Le problème offensif montre pourquoi l’équipe désormais championne ne peut pas lui faire confiance et pourquoi les Sparks ont donné des minutes significatives aux deux joueurs devant lui. Pourquoi ne se concentrent-ils pas sur le développement de Brink tout en essayant de mettre fin à une disette de cinq ans en séries éliminatoires.
Et les fans ? À quel point pouvez-vous être patient avec un joueur sélectionné juste après Caitlin Clark et cinq places devant Angel Reese ?
De nos jours, cela peut dépendre de ce que demande le Parlement.
Ou, mieux encore, même si vous vous souvenez des 15 premiers matchs de Brink en WNBA. Tout commence, tous les signes pointent vers l’astrologie. Il est sorti en 2024 en organisant de grandes fêtes de quartier. Ses 2,3 blocs par match constituent un pic dans les messages, tout comme Lisa Leslie l’a fait pour captiver la foule des Sparks.
Dès le départ, c’était un gars qui venait aux matchs à la Crypto.com Arena portant son maillot numéro 22 et les petites filles venaient en groupe avec le numéro 22 peint sur les joues et des pancartes “J’aime Cam Brink” sur les poignets.
Une déchirure du ligament croisé antérieur lui a coûté 25 matchs lors de sa première année et 25 autres la saison dernière, ainsi qu’une place dans l’équipe olympique féminine de basket-ball 3×3 des États-Unis à Paris en 2024.
Il a dû recommencer. Beaucoup de terres ont été perdues. Mais avez-vous vu cette femme avec le visage qui a gardé les Sparks au sol pendant presque 17 minutes par match ?
Vous ne pouvez pas le manquer. Il se sent mal à l’aise avec des lunettes de protection qui restreignent sa respiration ou sa vision, son seul moyen de protéger le septum qu’il s’est rompu lors d’une victoire contre les Aces de Las Vegas le mois dernier.

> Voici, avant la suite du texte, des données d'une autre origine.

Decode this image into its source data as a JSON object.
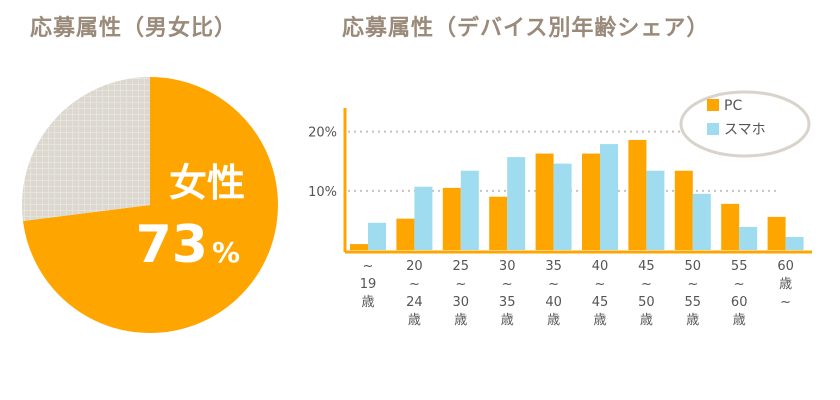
{
  "titles": {
    "left": "応募属性（男女比）",
    "right": "応募属性（デバイス別年齢シェア）"
  },
  "colors": {
    "accent": "#ffa500",
    "pc": "#ffa500",
    "smartphone": "#a0dcef",
    "male_fill": "#dcd8d0",
    "grid_line": "#c8c4bc",
    "text_muted": "#8a7a6a"
  },
  "chart_data": [
    {
      "type": "pie",
      "title": "応募属性（男女比）",
      "slices": [
        {
          "name": "女性",
          "value": 73,
          "color": "#ffa500"
        },
        {
          "name": "",
          "value": 27,
          "color": "#dcd8d0"
        }
      ],
      "label": {
        "name": "女性",
        "value": "73",
        "unit": "%"
      }
    },
    {
      "type": "bar",
      "title": "応募属性（デバイス別年齢シェア）",
      "categories": [
        [
          "~",
          "19",
          "歳"
        ],
        [
          "20",
          "~",
          "24",
          "歳"
        ],
        [
          "25",
          "~",
          "30",
          "歳"
        ],
        [
          "30",
          "~",
          "35",
          "歳"
        ],
        [
          "35",
          "~",
          "40",
          "歳"
        ],
        [
          "40",
          "~",
          "45",
          "歳"
        ],
        [
          "45",
          "~",
          "50",
          "歳"
        ],
        [
          "50",
          "~",
          "55",
          "歳"
        ],
        [
          "55",
          "~",
          "60",
          "歳"
        ],
        [
          "60",
          "歳",
          "~"
        ]
      ],
      "series": [
        {
          "name": "PC",
          "color": "#ffa500",
          "values": [
            1,
            5.3,
            10.5,
            9,
            16.3,
            16.3,
            18.6,
            13.4,
            7.8,
            5.6
          ]
        },
        {
          "name": "スマホ",
          "color": "#a0dcef",
          "values": [
            4.6,
            10.7,
            13.4,
            15.7,
            14.6,
            17.9,
            13.4,
            9.5,
            3.9,
            2.2
          ]
        }
      ],
      "ylim": [
        0,
        24
      ],
      "yticks": [
        {
          "value": 10,
          "label": "10%"
        },
        {
          "value": 20,
          "label": "20%"
        }
      ],
      "grid": true,
      "legend": "top-right",
      "xlabel": "",
      "ylabel": ""
    }
  ]
}
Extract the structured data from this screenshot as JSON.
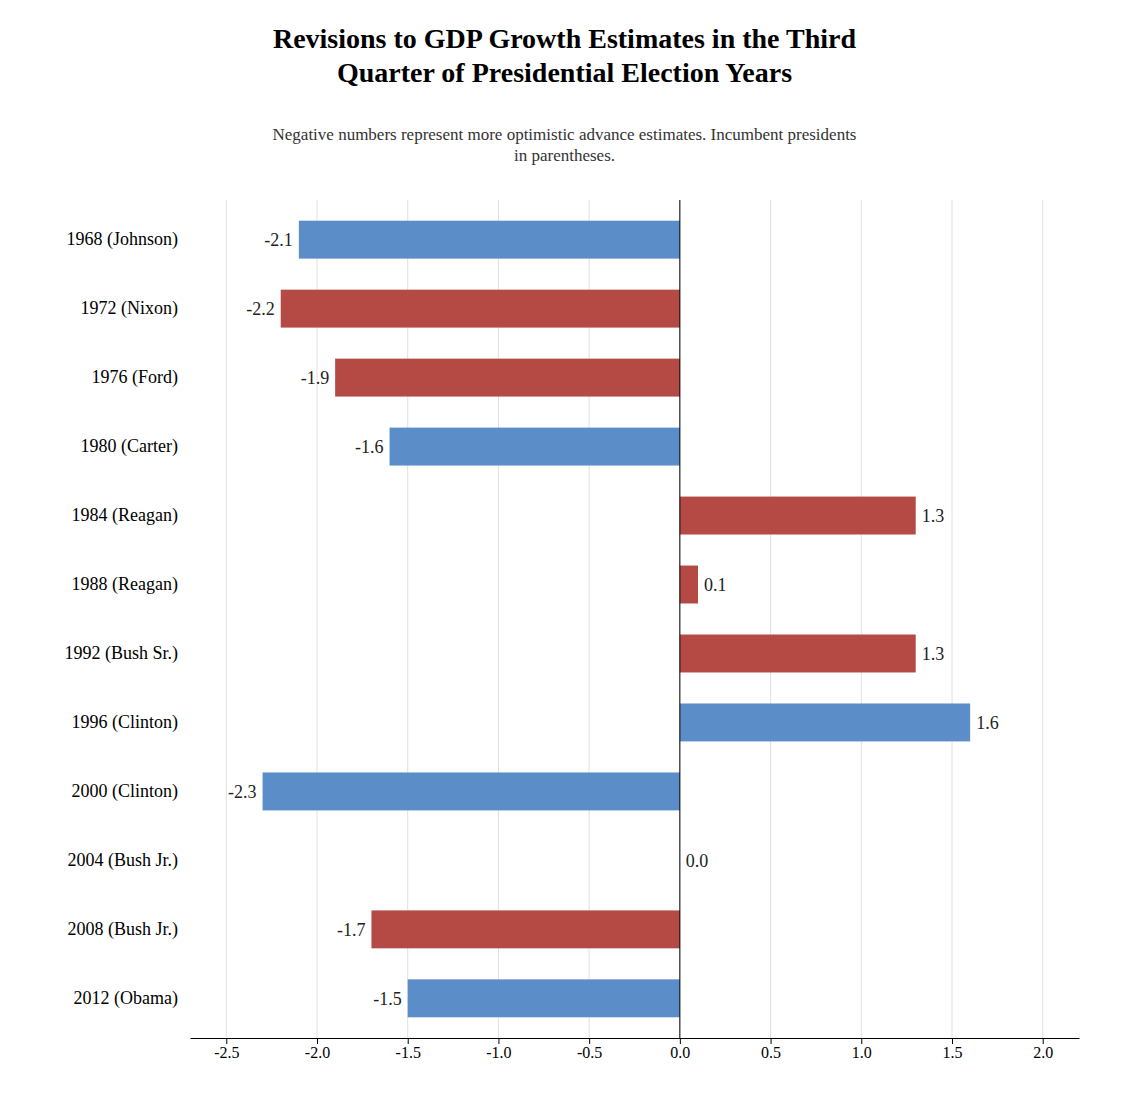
{
  "chart_data": {
    "type": "bar",
    "orientation": "horizontal",
    "title": "Revisions to GDP Growth Estimates in the Third\nQuarter of Presidential Election Years",
    "subtitle": "Negative numbers represent more optimistic advance estimates. Incumbent presidents\nin parentheses.",
    "categories": [
      "1968 (Johnson)",
      "1972 (Nixon)",
      "1976 (Ford)",
      "1980 (Carter)",
      "1984 (Reagan)",
      "1988 (Reagan)",
      "1992 (Bush Sr.)",
      "1996 (Clinton)",
      "2000 (Clinton)",
      "2004 (Bush Jr.)",
      "2008 (Bush Jr.)",
      "2012 (Obama)"
    ],
    "values": [
      -2.1,
      -2.2,
      -1.9,
      -1.6,
      1.3,
      0.1,
      1.3,
      1.6,
      -2.3,
      0.0,
      -1.7,
      -1.5
    ],
    "value_labels": [
      "-2.1",
      "-2.2",
      "-1.9",
      "-1.6",
      "1.3",
      "0.1",
      "1.3",
      "1.6",
      "-2.3",
      "0.0",
      "-1.7",
      "-1.5"
    ],
    "colors": [
      "#5b8dc9",
      "#b54a44",
      "#b54a44",
      "#5b8dc9",
      "#b54a44",
      "#b54a44",
      "#b54a44",
      "#5b8dc9",
      "#5b8dc9",
      "#b54a44",
      "#b54a44",
      "#5b8dc9"
    ],
    "xlim": [
      -2.7,
      2.2
    ],
    "xticks": [
      -2.5,
      {
        "value": -2.0,
        "label": "-2.0"
      },
      -1.5,
      {
        "value": -1.0,
        "label": "-1.0"
      },
      -0.5,
      {
        "value": 0.0,
        "label": "0.0"
      },
      0.5,
      {
        "value": 1.0,
        "label": "1.0"
      },
      1.5,
      {
        "value": 2.0,
        "label": "2.0"
      }
    ],
    "grid": true,
    "data_labels": true
  }
}
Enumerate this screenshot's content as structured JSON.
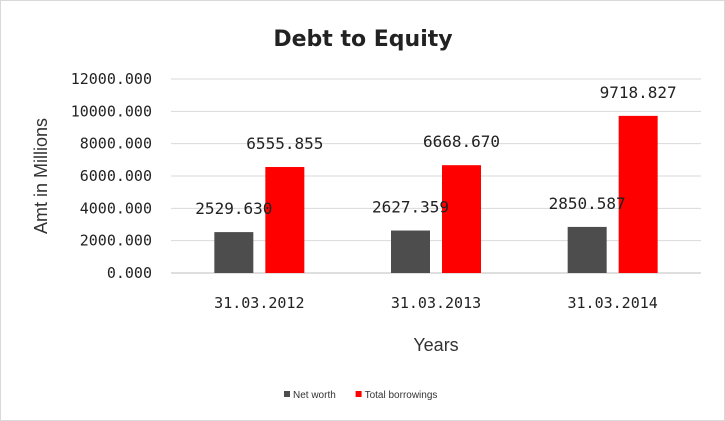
{
  "chart_data": {
    "type": "bar",
    "title": "Debt to Equity",
    "xlabel": "Years",
    "ylabel": "Amt in Millions",
    "categories": [
      "31.03.2012",
      "31.03.2013",
      "31.03.2014"
    ],
    "series": [
      {
        "name": "Net worth",
        "values": [
          2529.63,
          2627.359,
          2850.587
        ],
        "labels": [
          "2529.630",
          "2627.359",
          "2850.587"
        ],
        "color": "#4d4d4d"
      },
      {
        "name": "Total borrowings",
        "values": [
          6555.855,
          6668.67,
          9718.827
        ],
        "labels": [
          "6555.855",
          "6668.670",
          "9718.827"
        ],
        "color": "#ff0000"
      }
    ],
    "ylim": [
      0,
      12000
    ],
    "yticks": [
      "0.000",
      "2000.000",
      "4000.000",
      "6000.000",
      "8000.000",
      "10000.000",
      "12000.000"
    ],
    "grid": true,
    "legend": "bottom"
  }
}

L’envergure 6-8 affiche une moyenne de 9,2 points, 4,3 rebonds et 1,5 blocs tout en tirant à 52,1% du terrain dans ses minutes limitées.
C’est Cameron Brink. Entre les rebonds, elle est fluide et rapide, couvre le terrain plus que la plupart des autres joueurs de la WNBA et peut passer des meneurs aux centres à une main.
“Il s’agit simplement de considérer chaque jour comme une nouvelle opportunité d’apprendre et de grandir sans être trop frustré si les choses ne se passent pas comme prévu”, m’a expliqué Brink. “Parce que bien souvent, on n’obtient pas ce que l’on veut. C’est la vie.
Il sait ce que les Sparks attendent de lui : “Pour travailler, viens à l’arène.”
Pour prouver qu’il peut s’asseoir par terre à concours.